Asian spices of aromatic herbs such as turmeric came to the Mediterranean Sea more than 3000 years ago. Long-distance trade in food was established as early as the Bronze Age. The banana, a millennial food in the Mediterranean, was one of them.

Old diets
The archaeologist Philipp Stockhammer works for the Ludwig Maximilians University in Munich (LMU). He worked with an international team to analyze food debris in tartar. He discovered that turmeric, bananas, and even soybeans were eaten in the Eastern Mediterranean during the Bronze Age. About 3,700 years ago. The study is published in PNAS.
“Exotic spices, fruits and oils from Asia came thousands of years earlier than previously thought,” says Stockhammer. He announced it in a statement. “This is the earliest direct evidence of turmeric, banana, and soy outside of Asia.”

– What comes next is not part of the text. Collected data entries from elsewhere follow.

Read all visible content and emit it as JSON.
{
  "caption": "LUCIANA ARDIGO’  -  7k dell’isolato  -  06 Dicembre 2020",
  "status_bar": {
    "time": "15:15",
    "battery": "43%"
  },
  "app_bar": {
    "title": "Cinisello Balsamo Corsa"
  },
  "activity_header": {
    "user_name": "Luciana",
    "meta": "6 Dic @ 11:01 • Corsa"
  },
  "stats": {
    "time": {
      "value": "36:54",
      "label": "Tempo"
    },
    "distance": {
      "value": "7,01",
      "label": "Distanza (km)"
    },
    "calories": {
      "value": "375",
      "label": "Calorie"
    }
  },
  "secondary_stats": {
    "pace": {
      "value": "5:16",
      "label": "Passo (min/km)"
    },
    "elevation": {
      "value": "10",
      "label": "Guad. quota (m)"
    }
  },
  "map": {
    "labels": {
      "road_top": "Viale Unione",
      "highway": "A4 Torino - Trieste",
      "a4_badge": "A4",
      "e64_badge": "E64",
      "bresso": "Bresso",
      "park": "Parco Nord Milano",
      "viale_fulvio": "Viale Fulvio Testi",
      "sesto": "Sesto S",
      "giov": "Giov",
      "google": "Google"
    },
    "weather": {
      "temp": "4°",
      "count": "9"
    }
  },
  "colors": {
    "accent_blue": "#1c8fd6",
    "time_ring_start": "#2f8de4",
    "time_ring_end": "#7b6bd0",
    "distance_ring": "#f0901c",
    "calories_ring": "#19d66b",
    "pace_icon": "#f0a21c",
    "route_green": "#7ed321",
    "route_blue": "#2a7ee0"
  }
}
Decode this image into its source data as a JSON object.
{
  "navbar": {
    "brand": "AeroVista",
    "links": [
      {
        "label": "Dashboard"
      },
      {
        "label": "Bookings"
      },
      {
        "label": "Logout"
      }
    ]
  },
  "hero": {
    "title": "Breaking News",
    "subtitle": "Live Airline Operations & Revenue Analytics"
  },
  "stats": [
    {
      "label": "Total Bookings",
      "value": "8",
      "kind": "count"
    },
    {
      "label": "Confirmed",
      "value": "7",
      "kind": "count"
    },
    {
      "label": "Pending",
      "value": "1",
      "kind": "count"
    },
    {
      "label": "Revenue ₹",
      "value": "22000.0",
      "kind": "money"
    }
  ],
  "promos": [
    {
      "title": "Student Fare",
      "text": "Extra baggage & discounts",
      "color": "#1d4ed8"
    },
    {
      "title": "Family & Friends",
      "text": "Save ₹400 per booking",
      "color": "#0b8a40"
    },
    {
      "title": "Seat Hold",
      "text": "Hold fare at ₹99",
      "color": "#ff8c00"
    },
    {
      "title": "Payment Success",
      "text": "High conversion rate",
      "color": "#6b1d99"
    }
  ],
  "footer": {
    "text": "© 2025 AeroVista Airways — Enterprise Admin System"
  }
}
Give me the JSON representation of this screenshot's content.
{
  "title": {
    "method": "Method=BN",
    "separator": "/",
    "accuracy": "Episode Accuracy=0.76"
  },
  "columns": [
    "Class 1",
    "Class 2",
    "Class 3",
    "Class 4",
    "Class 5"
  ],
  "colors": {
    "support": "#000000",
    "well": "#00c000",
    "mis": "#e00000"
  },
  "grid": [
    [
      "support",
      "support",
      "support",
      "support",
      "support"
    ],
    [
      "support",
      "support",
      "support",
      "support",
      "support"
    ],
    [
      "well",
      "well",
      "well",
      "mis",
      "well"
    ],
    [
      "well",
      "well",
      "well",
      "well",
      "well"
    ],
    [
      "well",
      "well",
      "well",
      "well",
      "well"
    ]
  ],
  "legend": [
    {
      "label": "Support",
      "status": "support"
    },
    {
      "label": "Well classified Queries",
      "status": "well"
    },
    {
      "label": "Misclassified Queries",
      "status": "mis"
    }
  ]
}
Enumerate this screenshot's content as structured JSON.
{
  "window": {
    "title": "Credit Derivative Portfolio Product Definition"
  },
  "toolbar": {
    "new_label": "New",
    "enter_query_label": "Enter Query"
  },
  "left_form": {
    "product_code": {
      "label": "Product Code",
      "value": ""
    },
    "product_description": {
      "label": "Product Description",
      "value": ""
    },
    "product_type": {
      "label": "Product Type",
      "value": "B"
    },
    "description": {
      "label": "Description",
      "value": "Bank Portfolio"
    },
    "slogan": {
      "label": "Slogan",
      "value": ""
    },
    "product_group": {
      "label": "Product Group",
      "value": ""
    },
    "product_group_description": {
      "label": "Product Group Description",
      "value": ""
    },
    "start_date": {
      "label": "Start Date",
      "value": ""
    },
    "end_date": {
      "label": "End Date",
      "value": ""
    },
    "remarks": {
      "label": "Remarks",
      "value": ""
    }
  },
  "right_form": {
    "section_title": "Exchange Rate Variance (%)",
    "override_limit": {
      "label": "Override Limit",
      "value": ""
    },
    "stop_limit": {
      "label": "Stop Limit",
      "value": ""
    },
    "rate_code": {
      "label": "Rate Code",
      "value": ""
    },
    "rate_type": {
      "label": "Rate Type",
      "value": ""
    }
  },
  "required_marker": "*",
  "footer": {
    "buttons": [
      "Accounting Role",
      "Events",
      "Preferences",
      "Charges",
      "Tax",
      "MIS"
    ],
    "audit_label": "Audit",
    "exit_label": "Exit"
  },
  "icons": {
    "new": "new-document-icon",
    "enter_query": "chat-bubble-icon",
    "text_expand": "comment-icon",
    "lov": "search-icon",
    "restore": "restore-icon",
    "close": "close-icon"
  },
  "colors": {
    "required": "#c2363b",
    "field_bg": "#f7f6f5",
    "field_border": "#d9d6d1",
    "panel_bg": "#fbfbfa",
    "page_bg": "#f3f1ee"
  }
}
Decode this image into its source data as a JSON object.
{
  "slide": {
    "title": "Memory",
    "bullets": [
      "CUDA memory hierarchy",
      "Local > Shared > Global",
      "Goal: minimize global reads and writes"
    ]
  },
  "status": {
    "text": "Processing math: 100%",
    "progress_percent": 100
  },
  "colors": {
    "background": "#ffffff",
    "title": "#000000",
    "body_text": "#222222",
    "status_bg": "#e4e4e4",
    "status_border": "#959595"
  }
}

It also shows that as early as the second millennium BC. There was already a flourishing long-distance trade in exotic fruits, spices and oils. It linked South Asia and the Levant through Mesopotamia or Egypt. Tracking down the roots of this emerging globalization has proven to be an ongoing problem. People obviously had a keen interest in exotic foods from a very early age.
Stockhammer’s international team examined 16 people from the Megiddo and Tel Erani excavations in what is now Israel. The southern Levant region served in the second millennium BC. As an important bridge between the Mediterranean, Asia and Egypt. C. They examined the kitchens of the Levantine population of the Bronze Age by analyzing traces of leftovers. They have been preserved in human tartar for thousands of years.

Dental prints
The human mouth is full of bacteria that are constantly petrifying and forming stones. Small bits of food are trapped and retained in the growing stone. These remains can be accessed thanks to the most modern methods.
The banana, ancient Mediterranean food, and many other spices appeared in these remains. The researchers sampled a large number of people at the Bronze from Megiddo site and at the Early Iron Age site in Tel Erani. They analyzed which food proteins and plant residues were preserved when calculating their teeth. “This allows us to find traces of what a person has eaten,” says Stockhammer.
Who would say: thousands of years later, it is beneficial for archaeologists not to practice good dental hygiene.